Core prices (in red above) have been remarkably consistent.  They printed between two and 2.5% for all of 2016.  Since the beginning of the year, they’ve trended lower.  Total CPI (in blue above) was near 0% for the first half of 2015.  Eight rose steadily until the beginning of 2017, eventually printing slightly above 2.5%.  But it has moved sharply lower since as the just above 1.5%.

     Let’s take a detailed look at both food and energy prices:

Food prices (top chart) are incredibly weak.  While they were slightly above 3% at the beginning of 2015, they have been trending lower since, eventually turning negative at the end of 2016.  They’ve rebounded at the beginning of this year, but are now below 1%.  Energy prices (bottom chart) were negative between the fourth quarter of 2014 and the final quarter of last year.  They moved higher at the beginning of this year but have since moved lower.  Energy prices collapsed in late 2014 when OPEC opened the floodgates of production, hoping to drive US drillers from the market.  But since then, the breakeven point for frackers has dropped from ~$80.00/BBL to ~50/BBL.  At current price levels, U.S. oil production is coming back online, contributing to a global supply glut.  With the exception of a recent spike in wheat prices, there is little reason to believe that either food or energy prices will lead to inflationary pressures. 

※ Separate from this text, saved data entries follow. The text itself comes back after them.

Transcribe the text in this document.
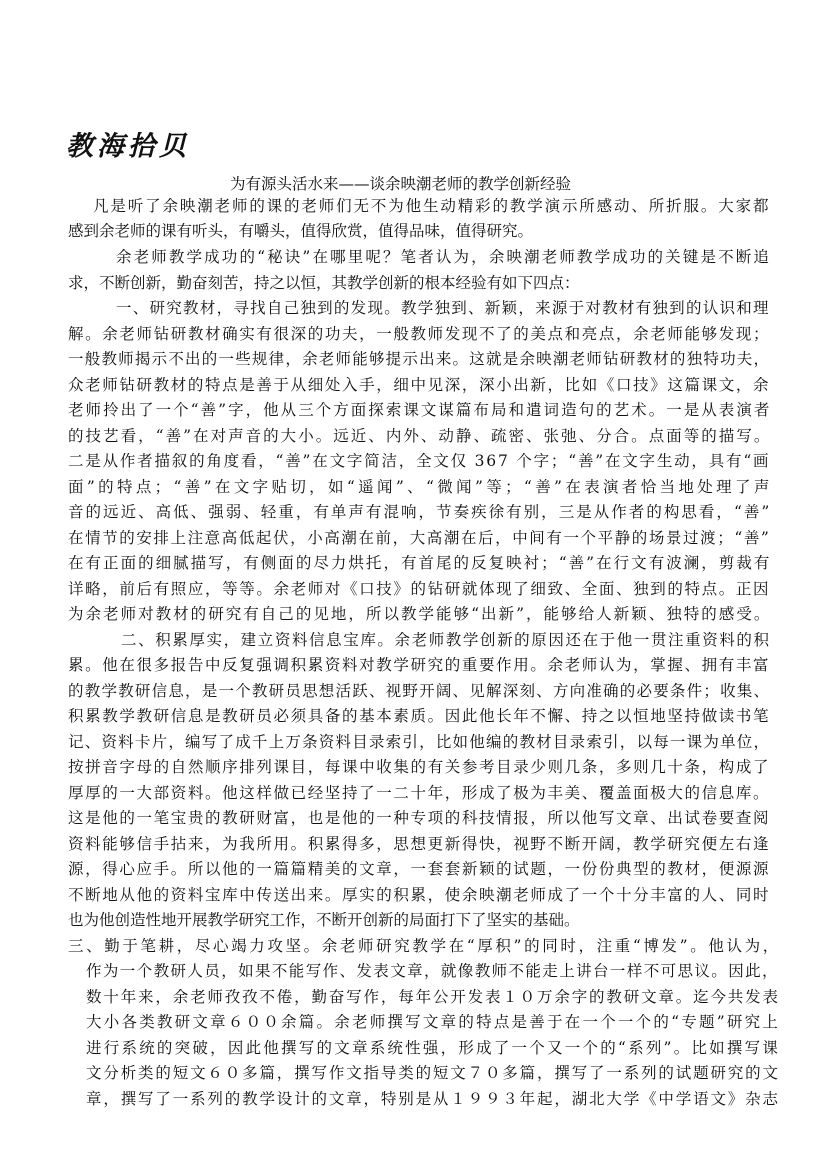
教海拾贝
为有源头活水来——谈余映潮老师的教学创新经验
凡是听了余映潮老师的课的老师们无不为他生动精彩的教学演示所感动、所折服。大家都
感到余老师的课有听头，有嚼头，值得欣赏，值得品味，值得研究。
余老师教学成功的“秘诀”在哪里呢？笔者认为，余映潮老师教学成功的关键是不断追
求，不断创新，勤奋刻苦，持之以恒，其教学创新的根本经验有如下四点：
一、研究教材，寻找自己独到的发现。教学独到、新颖，来源于对教材有独到的认识和理
解。余老师钻研教材确实有很深的功夫，一般教师发现不了的美点和亮点，余老师能够发现；
一般教师揭示不出的一些规律，余老师能够提示出来。这就是余映潮老师钻研教材的独特功夫，
众老师钻研教材的特点是善于从细处入手，细中见深，深小出新，比如《口技》这篇课文，余
老师拎出了一个“善”字，他从三个方面探索课文谋篇布局和遣词造句的艺术。一是从表演者
的技艺看，“善”在对声音的大小。远近、内外、动静、疏密、张弛、分合。点面等的描写。
二是从作者描叙的角度看，“善”在文字简洁，全文仅 367 个字；“善”在文字生动，具有“画
面”的特点；“善”在文字贴切，如“遥闻”、“微闻”等；“善”在表演者恰当地处理了声
音的远近、高低、强弱、轻重，有单声有混响，节奏疾徐有别，三是从作者的构思看，“善”
在情节的安排上注意高低起伏，小高潮在前，大高潮在后，中间有一个平静的场景过渡；“善”
在有正面的细腻描写，有侧面的尽力烘托，有首尾的反复映衬；“善”在行文有波澜，剪裁有
详略，前后有照应，等等。余老师对《口技》的钻研就体现了细致、全面、独到的特点。正因
为余老师对教材的研究有自己的见地，所以教学能够“出新”，能够给人新颖、独特的感受。
二、积累厚实，建立资料信息宝库。余老师教学创新的原因还在于他一贯注重资料的积
累。他在很多报告中反复强调积累资料对教学研究的重要作用。余老师认为，掌握、拥有丰富
的教学教研信息，是一个教研员思想活跃、视野开阔、见解深刻、方向准确的必要条件；收集、
积累教学教研信息是教研员必须具备的基本素质。因此他长年不懈、持之以恒地坚持做读书笔
记、资料卡片，编写了成千上万条资料目录索引，比如他编的教材目录索引，以每一课为单位，
按拼音字母的自然顺序排列课目，每课中收集的有关参考目录少则几条，多则几十条，构成了
厚厚的一大部资料。他这样做已经坚持了一二十年，形成了极为丰美、覆盖面极大的信息库。
这是他的一笔宝贵的教研财富，也是他的一种专项的科技情报，所以他写文章、出试卷要查阅
资料能够信手拈来，为我所用。积累得多，思想更新得快，视野不断开阔，教学研究便左右逢
源，得心应手。所以他的一篇篇精美的文章，一套套新颖的试题，一份份典型的教材，便源源
不断地从他的资料宝库中传送出来。厚实的积累，使余映潮老师成了一个十分丰富的人、同时
也为他创造性地开展教学研究工作，不断开创新的局面打下了坚实的基础。
三、勤于笔耕，尽心竭力攻坚。余老师研究教学在“厚积”的同时，注重“博发”。他认为，
作为一个教研人员，如果不能写作、发表文章，就像教师不能走上讲台一样不可思议。因此，
数十年来，余老师孜孜不倦，勤奋写作，每年公开发表１０万余字的教研文章。迄今共发表
大小各类教研文章６００余篇。余老师撰写文章的特点是善于在一个一个的“专题”研究上
进行系统的突破，因此他撰写的文章系统性强，形成了一个又一个的“系列”。比如撰写课
文分析类的短文６０多篇，撰写作文指导类的短文７０多篇，撰写了一系列的试题研究的文
章，撰写了一系列的教学设计的文章，特别是从１９９３年起，湖北大学《中学语文》杂志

     The personal consumption expenditures deflator is the Federal Reserve's preferred inflationary measure.  This is probably due to the fact that it’s the price index consumers see on a regular basis.  Here is a chart of the year-over-year percentage change in both the overall and core measure for this statistic:

The core measure (in red) has yet to broach 2%.  The overall measure (in blue) increased to a little above 2% at the beginning of this year but has since moved lower.  This inflationary measure clearly signals that there’s no meaningful inflationary pressure in the economy

     Let’s look at two additional measures of inflation, each produced by a different Federal reserve bank.  The first is the Dallas Fed's trimmed mean CPI measure.  This inflation metric deletes a small percentage of spikes at the high end and low and inflation readings.  The idea is that a certain number of extreme readings are outliers and should therefore be ignored when trying to determine a long-term.  Here is a five-year chart of that data:

The annual rate of change hasn’t broached 2% in 5 years. 

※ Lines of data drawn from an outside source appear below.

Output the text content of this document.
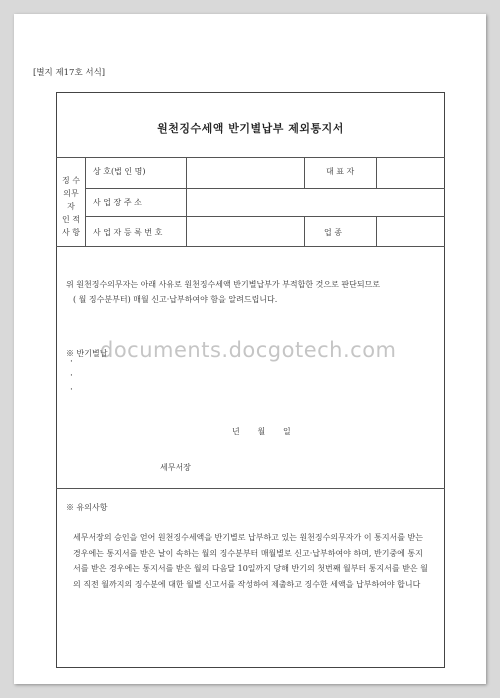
[별지 제17호 서식]
원천징수세액 반기별납부 제외통지서
징 수
의무자
인 적
사 항
상 호(법 인 명)	대 표 자
사 업 장 주 소
사 업 자 등 록 번 호	업 종
위 원천징수의무자는 아래 사유로 원천징수세액 반기별납부가 부적합한 것으로 판단되므로
( 월 징수분부터) 매월 신고·납부하여야 함을 알려드립니다.
※ 반기별납
·
·
·
documents.docgotech.com
년       월       일
세무서장
※ 유의사항
세무서장의 승인을 얻어 원천징수세액을 반기별로 납부하고 있는 원천징수의무자가 이 통지서를 받는 경우에는 통지서를 받은 날이 속하는 월의 징수분부터 매월별로 신고·납부하여야 하며, 반기중에 통지서를 받은 경우에는 통지서를 받은 월의 다음달 10일까지 당해 반기의 첫번째 월부터 통지서를 받은 월의 직전 월까지의 징수분에 대한 월별 신고서를 작성하여 제출하고 징수한 세액을 납부하여야 합니다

     Next, let’s look at the Cleveland Feds median CPI index:

Like the Dallas Fed trimmed mean number, this inflation measure has been trending sideways for the better part of the last five years.  Over the last few months, it has moved lower.  The conclusion we draw from this inflation reading is the same as that of the Dallas Feds number: prices are increasing and a consistent but non-threatening rate.

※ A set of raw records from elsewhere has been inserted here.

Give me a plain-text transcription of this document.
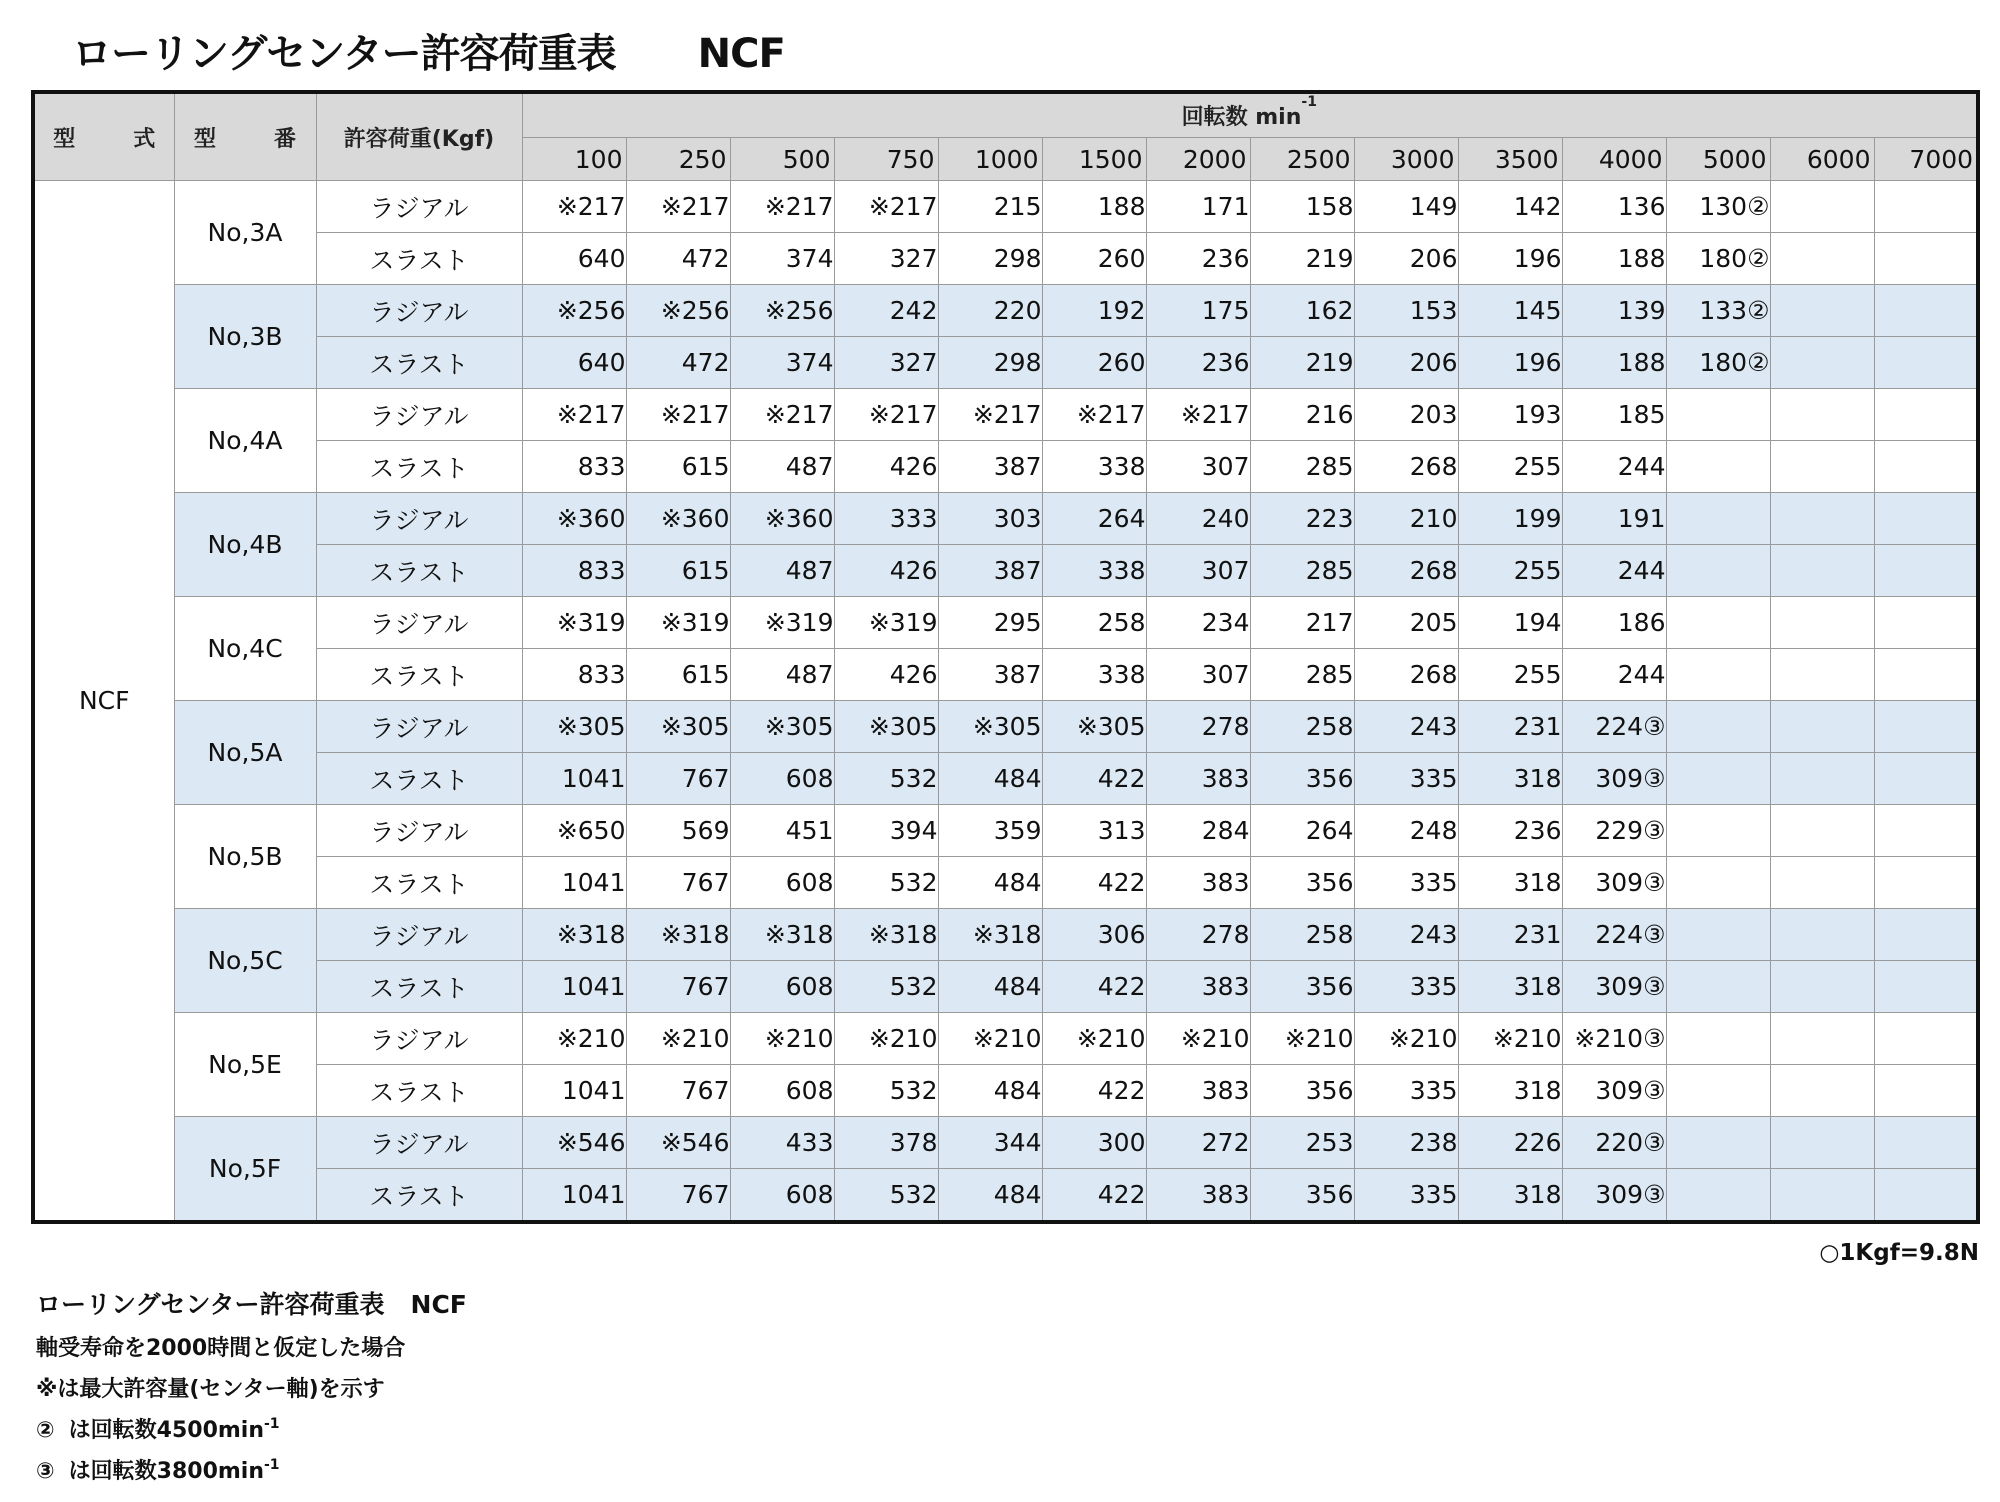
ローリングセンター許容荷重表 NCF
型　式	型　番	許容荷重(Kgf)	回転数 $\min^{-1}$
			100	250	500	750	1000	1500	2000	2500	3000	3500	4000	5000	6000	7000
NCF	No,3A	ラジアル	※217	※217	※217	※217	215	188	171	158	149	142	136	130②		
		スラスト	640	472	374	327	298	260	236	219	206	196	188	180②		
	No,3B	ラジアル	※256	※256	※256	242	220	192	175	162	153	145	139	133②		
		スラスト	640	472	374	327	298	260	236	219	206	196	188	180②		
	No,4A	ラジアル	※217	※217	※217	※217	※217	※217	※217	216	203	193	185			
		スラスト	833	615	487	426	387	338	307	285	268	255	244			
	No,4B	ラジアル	※360	※360	※360	333	303	264	240	223	210	199	191			
		スラスト	833	615	487	426	387	338	307	285	268	255	244			
	No,4C	ラジアル	※319	※319	※319	※319	295	258	234	217	205	194	186			
		スラスト	833	615	487	426	387	338	307	285	268	255	244			
	No,5A	ラジアル	※305	※305	※305	※305	※305	※305	278	258	243	231	224③			
		スラスト	1041	767	608	532	484	422	383	356	335	318	309③			
	No,5B	ラジアル	※650	569	451	394	359	313	284	264	248	236	229③			
		スラスト	1041	767	608	532	484	422	383	356	335	318	309③			
	No,5C	ラジアル	※318	※318	※318	※318	※318	306	278	258	243	231	224③			
		スラスト	1041	767	608	532	484	422	383	356	335	318	309③			
	No,5E	ラジアル	※210	※210	※210	※210	※210	※210	※210	※210	※210	※210	※210③			
		スラスト	1041	767	608	532	484	422	383	356	335	318	309③			
	No,5F	ラジアル	※546	※546	433	378	344	300	272	253	238	226	220③			
		スラスト	1041	767	608	532	484	422	383	356	335	318	309③			

○1Kgf=9.8N

ローリングセンター許容荷重表 NCF

軸受寿命を2000時間と仮定した場合

※は最大許容量(センター軸)を示す

② は回転数$4500\min^{-1}$

③ は回転数$3800\min^{-1}$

     Recently, the Federal Reserve has argued that a change in the way the BLS calculates a cell phone prices was responsible for the overall weak reading in CPI.  This measure of prices represents less than 4% of overall CPI.  It is therefore doubtful it has had the impact the Fed is arguing it has.

      It doesn't matter which inflation guage you use; they all show that price pressures just aren't that high.  The Fed should probably stop arguing that the economy will eventually return to 2% inflation rate.